Array of objects? Do not spread that.

Spread operator is widely used to create a new array without mutating the original array. Below is an example.

const numbers = [1,2,3];
const numbersCopy = [...numbers];

console.log(numbers) //[1,2,3]
console.log(numbersCopy) //[1,2,3]

console.log(numbers === numbersCopy) //false

numbersCopy[0] = 999;

console.log(numbers) //[1,2,3]
console.log(numbersCopy) //[999,2,3]

When we use the spread operator, it creates a new array. In the above example, numbers and numbersCopy are not the same array. They point to different values in memory. And hence, changing the first item in numbersCopy array, does not change the numbers array.

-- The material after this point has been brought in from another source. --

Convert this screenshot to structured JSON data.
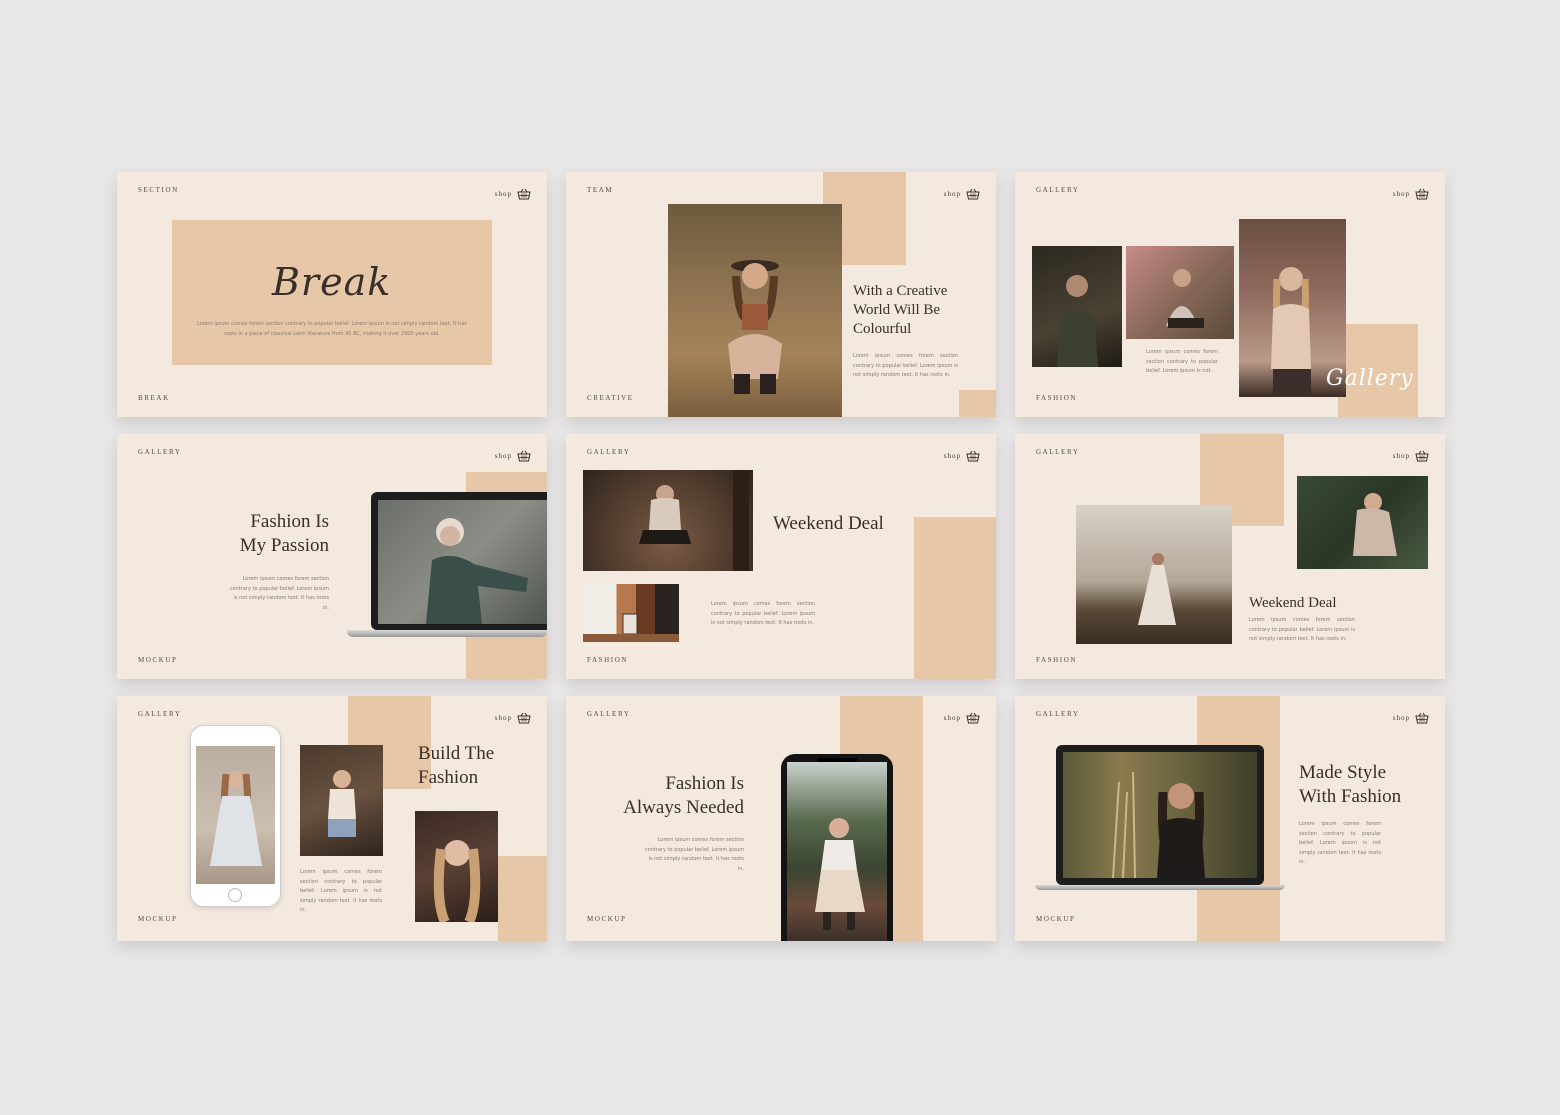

And that's where most articles on the internet end. However, there is a minor catch for the spread operator. And that happens when you have an array of objects instead of primitives .

This is how.

const members = [{name: 'Jack', age: 28}, {name: 'Jill', age: 31}, {name: 'Hill', age: 2000}];
const membersCopy = [...members];
membersCopy[0].name = 'Kali';

console.log(membersCopy) //[{name: 'Kali', age: 28}, {name: 'Jill', age: 31}, {name: 'Hill', age: 2000}];
console.log(members);//[{name: 'Kali', age: 28}, {name: 'Jill', age: 31}, {name: 'Hill', age: 2000}];

console.log(members === membersCopy) //false
console.log(members[0] === membersCopy[0]) //true

In the above example, the reassignment mutated the members array it was done only on the membersCopy array. That's because the spread operator only makes a shallow copy rather than a deep copy.

What's the difference?

A shallow copy creates a new array but the objects within the array are pointing to the same objects in the original array. A deep copy creates a new array with new objects in memory. That's the reason, while members === membersCopy returns false, members[0] === membersCopy[0] returns true.

So, how do we fix it?

The easiest way of doing it, is using a utility like lodash.

In case you're not using  data structures like Date, undefined, Infinity, RegExp etc, you can get away with JSON.parse(JSON.stringify(arr)) Credit.